1)Bay of Pigs. During the period between the election and his inauguration, JFK was briefed on a CIA plan developed within the Eisenhower administration to train Cuban exiles for an invasion of their homeland. The United States was distrustful of Fidel Castro, the leader of Cuba, and wary of his relationship with Nikita Khrushchev, the Soviet premier. The plan anticipated that support from the Cuban people and perhaps even from elements of the Cuban military would lead to the overthrow of Castro and the establishment of a non-communist government friendly to the United States. His fault that he allowed the prevailing wisdom of the CIA and Eisenhower to allow it to continue over his reluctance for the plan.
2) Vietnam. So getting assassinated was sticking it to Johnson? He was pulling out. In fact, that is one of the hypothesis on why he was assassinated. Another being his pro-civil rights stance. Johnson reversed his plan and beefed things up.

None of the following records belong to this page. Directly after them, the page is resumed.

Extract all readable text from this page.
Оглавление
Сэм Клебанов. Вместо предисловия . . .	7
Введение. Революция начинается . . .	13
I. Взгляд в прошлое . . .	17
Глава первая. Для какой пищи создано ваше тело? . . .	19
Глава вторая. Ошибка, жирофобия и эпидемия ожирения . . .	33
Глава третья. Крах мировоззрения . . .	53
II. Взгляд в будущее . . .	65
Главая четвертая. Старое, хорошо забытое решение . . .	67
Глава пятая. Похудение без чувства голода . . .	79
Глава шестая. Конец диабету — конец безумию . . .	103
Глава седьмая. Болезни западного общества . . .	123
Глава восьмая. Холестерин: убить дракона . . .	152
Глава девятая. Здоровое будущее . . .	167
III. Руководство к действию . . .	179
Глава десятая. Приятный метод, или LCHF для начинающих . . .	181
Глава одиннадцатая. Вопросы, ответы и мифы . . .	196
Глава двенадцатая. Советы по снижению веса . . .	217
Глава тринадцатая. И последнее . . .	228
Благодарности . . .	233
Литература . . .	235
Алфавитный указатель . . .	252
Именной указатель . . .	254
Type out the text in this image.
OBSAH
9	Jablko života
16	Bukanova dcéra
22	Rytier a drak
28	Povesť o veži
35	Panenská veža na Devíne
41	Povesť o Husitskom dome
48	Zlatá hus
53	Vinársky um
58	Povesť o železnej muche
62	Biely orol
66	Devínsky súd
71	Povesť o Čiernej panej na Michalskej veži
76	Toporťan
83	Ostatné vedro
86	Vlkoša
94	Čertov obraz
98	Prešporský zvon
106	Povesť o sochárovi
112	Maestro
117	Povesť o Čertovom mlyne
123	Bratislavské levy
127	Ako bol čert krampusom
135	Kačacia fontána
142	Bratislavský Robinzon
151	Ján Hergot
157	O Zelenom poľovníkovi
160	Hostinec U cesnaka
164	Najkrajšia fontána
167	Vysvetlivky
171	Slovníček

3) Civil Rights. Again he died before his Civil Rights proposal had been passed as a bill let alone signed by him. Johnson signed it and got the credit. By the 1960 presidential campaign, civil rights had emerged as a crucial issue. Just a few weeks before the election, Martin Luther King Jr. was arrested while leading a protest in Atlanta, Georgia. John Kennedy phoned his wife, Coretta Scott King to express his concern, while a call from Robert Kennedy to the judge helped secure her husband's safe release. The Kennedys' personal intervention led to a public endorsement by Martin Luther King Sr., the influential father of the civil rights leader.

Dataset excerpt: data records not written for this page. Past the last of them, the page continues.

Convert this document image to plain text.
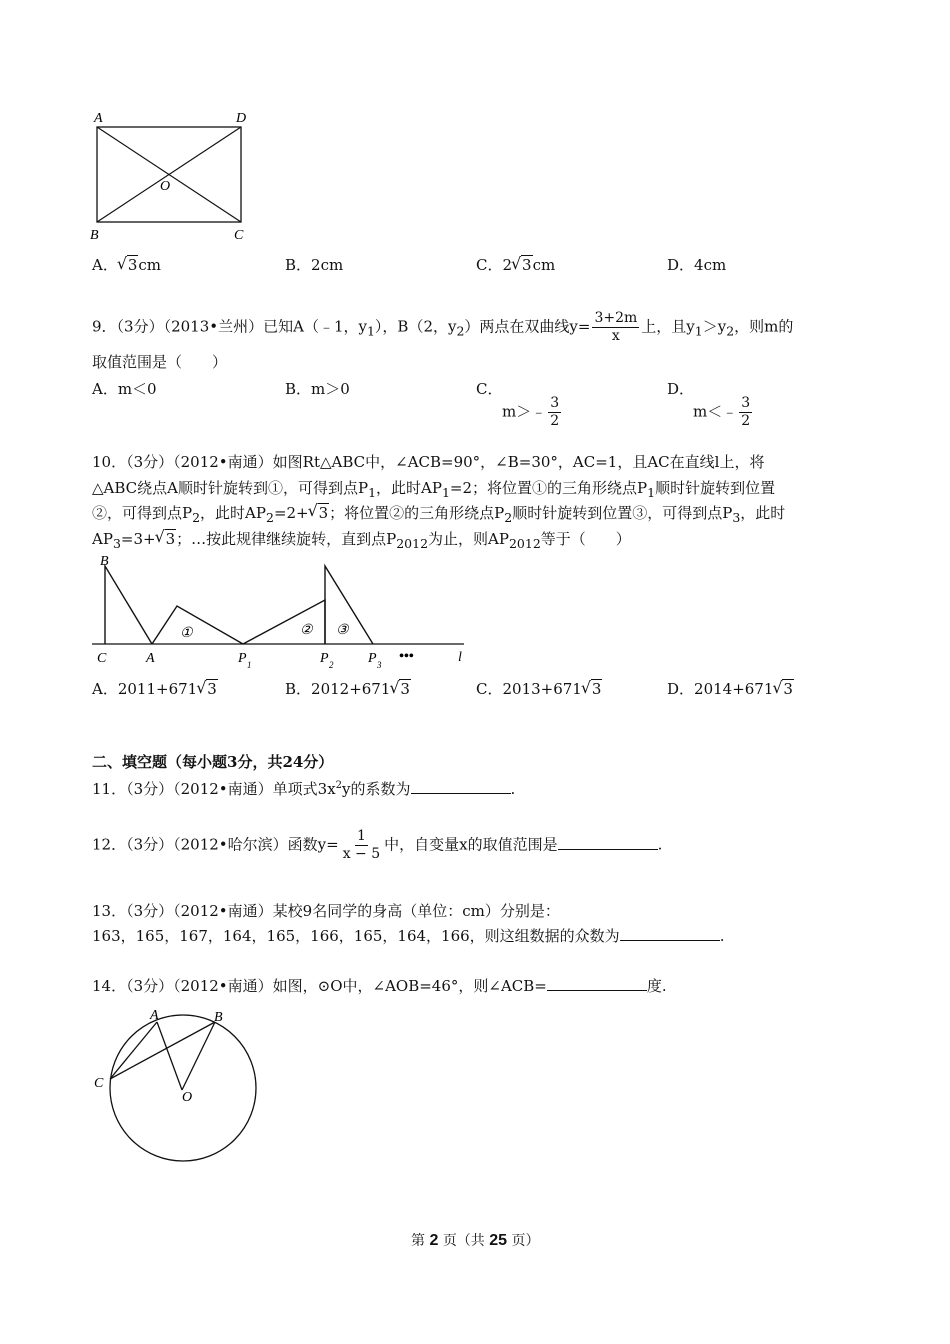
A	D
O
B	C
A．√ 3cm	B．2cm	C．2√ 3cm	D．4cm
9．（3分）（2013•兰州）已知A（﹣1，$y_1$），B（2，$y_2$）两点在双曲线$y= \frac{3+2m}{x}$ 上，且$y_1>y_2$，则m的
取值范围是（　　）
A．m＜0	B．m＞0	C．
m＞﹣ $\frac{3}{2}$
D．
m＜﹣ $\frac{3}{2}$
10．（3分）（2012•南通）如图Rt△ABC中，∠ACB=90°，∠B=30°，AC=1，且AC在直线l上，将
△ABC绕点A顺时针旋转到①，可得到点$P_1$，此时$AP_1=2$；将位置①的三角形绕点$P_1$顺时针旋转到位置
②，可得到点$P_2$，此时$AP_2=2+√$ 3；将位置②的三角形绕点$P_2$顺时针旋转到位置③，可得到点$P_3$，此时
$AP_3=3+√$ 3；…按此规律继续旋转，直到点$P_{2012}$为止，则$AP_{2012}$等于（　　）
B
C	A
①	② ③
P 1	P 2 P 3
•••	l
A．2011+671√ 3	B．2012+671√ 3	C．2013+671√ 3	D．2014+671√ 3
二、填空题（每小题3分，共24分）
11．（3分）（2012•南通）单项式$3x^2y$的系数为	.
12．（3分）（2012•哈尔滨）函数$y= \frac{1}{x - 5}$ 中，自变量x的取值范围是	.
13．（3分）（2012•南通）某校9名同学的身高（单位：cm）分别是：
163，165，167，164，165，166，165，164，166，则这组数据的众数为	.
14．（3分）（2012•南通）如图，⊙O中，∠AOB=46°，则∠ACB=	度.
A	B
C
O
第 2 页（共 25 页）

Across the nation, more than 70 percent of African Americans voted for Kennedy, and these votes provided the winning edge in several key states. When President Kennedy took office in January 1961, African Americans had high expectations for the new administration.

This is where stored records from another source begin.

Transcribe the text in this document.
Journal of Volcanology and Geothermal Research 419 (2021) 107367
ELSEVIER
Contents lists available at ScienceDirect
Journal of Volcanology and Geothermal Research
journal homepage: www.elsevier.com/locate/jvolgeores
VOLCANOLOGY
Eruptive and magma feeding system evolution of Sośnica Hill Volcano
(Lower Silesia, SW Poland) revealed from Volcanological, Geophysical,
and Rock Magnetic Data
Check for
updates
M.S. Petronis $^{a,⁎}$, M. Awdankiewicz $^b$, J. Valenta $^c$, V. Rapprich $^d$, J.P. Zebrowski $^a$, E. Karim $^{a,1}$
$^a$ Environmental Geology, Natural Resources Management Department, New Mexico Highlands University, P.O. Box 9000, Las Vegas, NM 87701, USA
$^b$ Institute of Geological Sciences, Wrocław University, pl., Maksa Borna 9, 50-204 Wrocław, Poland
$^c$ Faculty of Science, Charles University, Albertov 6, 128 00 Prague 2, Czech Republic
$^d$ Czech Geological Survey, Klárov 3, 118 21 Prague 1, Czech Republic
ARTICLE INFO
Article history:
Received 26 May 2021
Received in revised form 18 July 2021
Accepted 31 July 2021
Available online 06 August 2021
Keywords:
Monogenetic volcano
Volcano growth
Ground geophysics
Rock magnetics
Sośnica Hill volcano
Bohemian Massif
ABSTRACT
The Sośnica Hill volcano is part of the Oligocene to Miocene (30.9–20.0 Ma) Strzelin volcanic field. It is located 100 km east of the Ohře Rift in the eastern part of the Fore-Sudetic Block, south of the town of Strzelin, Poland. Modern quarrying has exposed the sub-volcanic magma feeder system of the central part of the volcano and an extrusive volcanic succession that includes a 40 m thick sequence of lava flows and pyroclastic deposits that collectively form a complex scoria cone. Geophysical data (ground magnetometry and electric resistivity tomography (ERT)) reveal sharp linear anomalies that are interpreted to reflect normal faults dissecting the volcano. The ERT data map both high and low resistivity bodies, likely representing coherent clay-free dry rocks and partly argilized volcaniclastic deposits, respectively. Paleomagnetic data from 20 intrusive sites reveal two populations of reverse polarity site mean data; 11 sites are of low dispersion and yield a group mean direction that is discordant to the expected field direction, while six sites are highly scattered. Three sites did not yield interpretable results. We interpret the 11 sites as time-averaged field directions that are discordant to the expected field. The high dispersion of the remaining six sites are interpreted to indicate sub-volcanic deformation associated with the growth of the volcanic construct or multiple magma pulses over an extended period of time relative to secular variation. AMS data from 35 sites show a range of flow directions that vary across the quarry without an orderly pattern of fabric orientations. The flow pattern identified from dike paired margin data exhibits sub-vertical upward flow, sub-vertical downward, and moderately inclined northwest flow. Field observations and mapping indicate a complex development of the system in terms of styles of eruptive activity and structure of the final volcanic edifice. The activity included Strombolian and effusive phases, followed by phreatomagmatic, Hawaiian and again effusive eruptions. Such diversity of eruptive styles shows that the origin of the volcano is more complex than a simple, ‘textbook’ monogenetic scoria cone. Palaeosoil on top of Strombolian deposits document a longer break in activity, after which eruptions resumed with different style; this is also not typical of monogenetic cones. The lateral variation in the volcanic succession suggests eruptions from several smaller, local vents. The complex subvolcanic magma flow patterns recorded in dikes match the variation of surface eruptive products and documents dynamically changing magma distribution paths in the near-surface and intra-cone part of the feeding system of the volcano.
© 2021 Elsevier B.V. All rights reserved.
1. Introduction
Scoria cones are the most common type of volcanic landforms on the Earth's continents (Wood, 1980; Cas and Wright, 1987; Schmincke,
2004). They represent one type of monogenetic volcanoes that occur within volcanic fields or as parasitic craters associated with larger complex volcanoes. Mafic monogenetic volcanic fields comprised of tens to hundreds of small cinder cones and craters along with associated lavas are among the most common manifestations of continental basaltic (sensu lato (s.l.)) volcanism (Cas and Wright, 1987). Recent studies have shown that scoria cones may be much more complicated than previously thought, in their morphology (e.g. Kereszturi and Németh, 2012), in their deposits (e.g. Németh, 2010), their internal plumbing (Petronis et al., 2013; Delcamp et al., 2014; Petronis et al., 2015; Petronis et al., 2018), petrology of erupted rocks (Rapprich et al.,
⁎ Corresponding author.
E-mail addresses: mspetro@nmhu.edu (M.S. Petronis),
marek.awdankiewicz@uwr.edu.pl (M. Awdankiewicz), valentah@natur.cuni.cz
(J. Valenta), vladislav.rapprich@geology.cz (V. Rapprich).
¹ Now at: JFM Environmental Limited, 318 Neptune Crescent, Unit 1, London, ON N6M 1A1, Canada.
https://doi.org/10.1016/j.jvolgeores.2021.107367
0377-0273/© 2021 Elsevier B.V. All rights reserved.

Thank you JoyV. A great history lesson. Even living through the era, we do not realize everything that happened and the causes of the happenings. Then, after a while, we get a lot of skewed history.. you do great research.
But Kennedy's narrow election victory and small working margin in Congress left him cautious. He was reluctant to lose southern support for legislation on many fronts by pushing too hard on civil rights legislation. Instead, he appointed unprecedented numbers of African Americans to high-level positions in the administration and strengthened the Civil Rights Commission. He spoke out in favor of school desegregation, praised a number of cities for integrating their schools, and put Vice President Lyndon Johnson in charge of the President's Committee on Equal Employment Opportunity. Attorney General Robert Kennedy turned his attention to voting rights, initiating five times the number of suits brought during the previous administration.
In 1962, James H. Meredith Jr., an African American Air Force veteran, was denied admission to the University of Mississippi, known as "Ole Miss." Meredith attempted to register four times without success.
Long telephone conversations between the president, the attorney general, and Governor Ross Barnett failed to produce a solution. When federal marshals accompanied Meredith to campus in another attempt to register for classes, rioting erupted. Two people died and dozens were injured. President Kennedy mobilized the National Guard and sent federal troops to the campus. Meredith registered the next day and attended his first class, and segregation ended at the University of Mississippi.
After the Bull Conner fiasco, invoking federal authority, President Kennedy sent several thousand troops to an Alabama air base, and his administration responded by speeding up the drafting of a comprehensive civil rights bill.
Governor George Wallace had vowed at his inauguration to defend "segregation now, segregation tomorrow, and segregation forever." In June 1963, he upheld his promise to "stand in the schoolhouse door" to prevent two black students from enrolling at the University of Alabama. To protect the students and secure their admission, President Kennedy federalized the Alabama National Guard. And on June 11, the president addressed the nation.
Kennedy defined the civil rights crisis as moral, as well as constitutional and legal. He announced that major civil rights legislation would be submitted to the Congress to guarantee equal access to public facilities, to end segregation in education, and to provide federal protection of the right to vote.
Kennedy's comprehensive civil rights bill cleared several hurdles in Congress and won the endorsement of House and Senate Republican leaders. It was not passed, however, before November 22, 1963, when President Kennedy was assassinated. The bill was left in the hands of Lyndon B. Johnson. Before becoming vice president, Johnson had served more than two decades in Congress as a congressman and senator from Texas. He used his connections with southern white congressional leaders, and with the assistance of Robert Kennedy’s Justice Department and the outpouring of emotion after the president's assassination, the Civil Rights Act was passed as a way to honor President Kennedy.
4) Taxes. Kennedy had campaigned on the slogan of “getting America moving again” He battled congress over his tax cut plan as the socialist idea that the way to increase the economic wealth was by spending us out of a recession. Those in favor of high taxes claimed the ending of the depression had nothing to do with WWII but was all due to FDRs New Deal spending. JFK disagreed! And 60% of Americans agreed with JFK.